³ Department of Neurobiology and Department of Neurology of the First Affiliated Hospital, Zhejiang University School of Medicine, NHC and CAMS Key Laboratory of Medical Neurobiology, School of Brain Science and Brain Medicine, Zhejiang University, Hangzhou 310058, China.
⁴ Zhejiang Provincial Center for Disease Control and Prevention, Hangzhou 310051, China.
⁵ State Key Laboratory for Diagnosis and Treatment of Infectious Diseases, Collaborative Innovation Center for Diagnosis and Treatment of Infectious Disease, The First Affiliated Hospital, Zhejiang University School of Medicine, Hangzhou, China.
⁶ Zhejiang University-University of Edinburgh (ZJU-UoE) Institute, Haining 314499, Zhejiang, China.
⁷ The First Affiliated Hospital, Institute of Translational Medicine, School of Public Health, Zhejiang University School of Medicine, Hangzhou 310058, China.
⁸ Hengyang Medical School, University of South China, Hengyang 421001, China.
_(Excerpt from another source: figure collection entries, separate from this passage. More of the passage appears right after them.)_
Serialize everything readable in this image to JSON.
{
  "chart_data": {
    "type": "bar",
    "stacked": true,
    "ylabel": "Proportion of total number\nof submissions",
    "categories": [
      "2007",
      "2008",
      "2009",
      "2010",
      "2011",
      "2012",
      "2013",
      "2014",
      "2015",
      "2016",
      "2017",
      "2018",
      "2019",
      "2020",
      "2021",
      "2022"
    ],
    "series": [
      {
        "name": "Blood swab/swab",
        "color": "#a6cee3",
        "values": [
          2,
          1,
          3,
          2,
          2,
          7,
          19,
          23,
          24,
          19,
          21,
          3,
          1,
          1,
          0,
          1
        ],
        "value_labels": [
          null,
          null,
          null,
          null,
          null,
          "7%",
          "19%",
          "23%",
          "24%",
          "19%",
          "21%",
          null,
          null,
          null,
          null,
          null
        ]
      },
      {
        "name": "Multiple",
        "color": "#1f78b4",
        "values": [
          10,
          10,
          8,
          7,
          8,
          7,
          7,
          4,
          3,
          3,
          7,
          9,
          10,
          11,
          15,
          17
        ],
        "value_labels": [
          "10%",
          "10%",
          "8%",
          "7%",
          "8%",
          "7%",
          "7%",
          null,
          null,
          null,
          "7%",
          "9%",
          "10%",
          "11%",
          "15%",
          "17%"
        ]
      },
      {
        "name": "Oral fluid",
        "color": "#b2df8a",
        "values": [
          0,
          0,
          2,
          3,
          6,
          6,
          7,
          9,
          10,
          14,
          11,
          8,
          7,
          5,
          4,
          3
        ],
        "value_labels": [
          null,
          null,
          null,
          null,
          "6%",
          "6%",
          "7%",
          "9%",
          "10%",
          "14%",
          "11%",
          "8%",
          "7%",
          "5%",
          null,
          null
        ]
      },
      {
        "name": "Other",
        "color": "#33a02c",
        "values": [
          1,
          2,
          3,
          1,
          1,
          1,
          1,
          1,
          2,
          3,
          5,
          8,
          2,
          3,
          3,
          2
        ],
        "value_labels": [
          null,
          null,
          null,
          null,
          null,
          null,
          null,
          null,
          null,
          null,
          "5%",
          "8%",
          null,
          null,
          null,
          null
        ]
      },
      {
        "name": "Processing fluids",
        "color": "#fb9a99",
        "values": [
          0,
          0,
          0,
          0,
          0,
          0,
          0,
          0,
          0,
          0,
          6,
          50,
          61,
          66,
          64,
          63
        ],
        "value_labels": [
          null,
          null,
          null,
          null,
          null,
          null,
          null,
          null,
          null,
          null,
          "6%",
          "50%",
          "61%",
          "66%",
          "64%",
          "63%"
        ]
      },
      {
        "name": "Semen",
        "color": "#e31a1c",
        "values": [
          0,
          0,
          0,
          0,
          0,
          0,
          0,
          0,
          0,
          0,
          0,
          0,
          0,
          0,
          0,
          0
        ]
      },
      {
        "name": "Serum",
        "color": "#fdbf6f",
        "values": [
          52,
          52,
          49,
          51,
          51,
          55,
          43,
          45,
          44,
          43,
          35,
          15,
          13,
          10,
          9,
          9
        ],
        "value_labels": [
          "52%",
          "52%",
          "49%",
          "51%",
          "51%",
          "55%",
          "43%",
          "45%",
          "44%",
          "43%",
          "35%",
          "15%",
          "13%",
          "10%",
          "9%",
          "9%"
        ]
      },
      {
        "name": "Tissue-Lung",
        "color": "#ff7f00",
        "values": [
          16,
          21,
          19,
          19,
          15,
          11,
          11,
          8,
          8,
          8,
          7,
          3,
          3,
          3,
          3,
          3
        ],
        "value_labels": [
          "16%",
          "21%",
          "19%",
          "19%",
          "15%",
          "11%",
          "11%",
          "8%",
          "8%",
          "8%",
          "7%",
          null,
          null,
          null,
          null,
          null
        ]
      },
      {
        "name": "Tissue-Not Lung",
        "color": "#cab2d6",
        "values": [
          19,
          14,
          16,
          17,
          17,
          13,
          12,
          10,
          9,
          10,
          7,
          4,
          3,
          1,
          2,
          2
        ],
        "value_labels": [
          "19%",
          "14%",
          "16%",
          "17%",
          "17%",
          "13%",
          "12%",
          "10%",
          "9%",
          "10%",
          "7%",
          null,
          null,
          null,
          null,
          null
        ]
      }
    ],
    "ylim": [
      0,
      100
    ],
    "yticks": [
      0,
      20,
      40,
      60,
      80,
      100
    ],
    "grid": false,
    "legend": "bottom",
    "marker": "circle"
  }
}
⁹ Women's Hospital, Institute of Genetics, and Department of Environmental Medicine, Zhejiang University School of Medicine, Hangzhou 310006, China.

Abstract

Despite extensive efforts, COVID-19 pandemic caused by the SARS-CoV-2 virus is still at large. Vaccination is an effective approach to curb virus spread, but several variants (e.g., delta, delta plus, omicron, and IHU) appear to weaken or possibly escape immune protection. Thus, novel and quickly scalable approaches to restrain SARS-CoV-2 are urgently needed. Multiple evidences showed thermal sensitivity of SARS-CoV-2 and negative correlation between environmental temperature and COVID-19 transmission with unknown mechanism. Here, we reveal a potential mechanism by which mild heat treatment destabilizes the wild-type RNA-dependent RNA polymerase (also known as nonstructural protein 12 (NSP12)) of SARS-CoV-2 as well as the P323L mutant commonly found in SARS-CoV-2 variants, including omicron and IHU. Mechanistically, heat treatment promotes E3 ubiquitin ligase ZNF598-dependent NSP12 ubiquitination leading to proteasomal degradation and significantly decreases SARS-CoV-2 RNA copy number and viral titer. A mild daily heat treatment maintains low levels of both wild-type and P323L mutant of NSP12, suggesting clinical potential. Collectively, this novel mechanism, heat-induced NSP12 degradation, suggests a prospective heat-based intervention against SARS-CoV-2.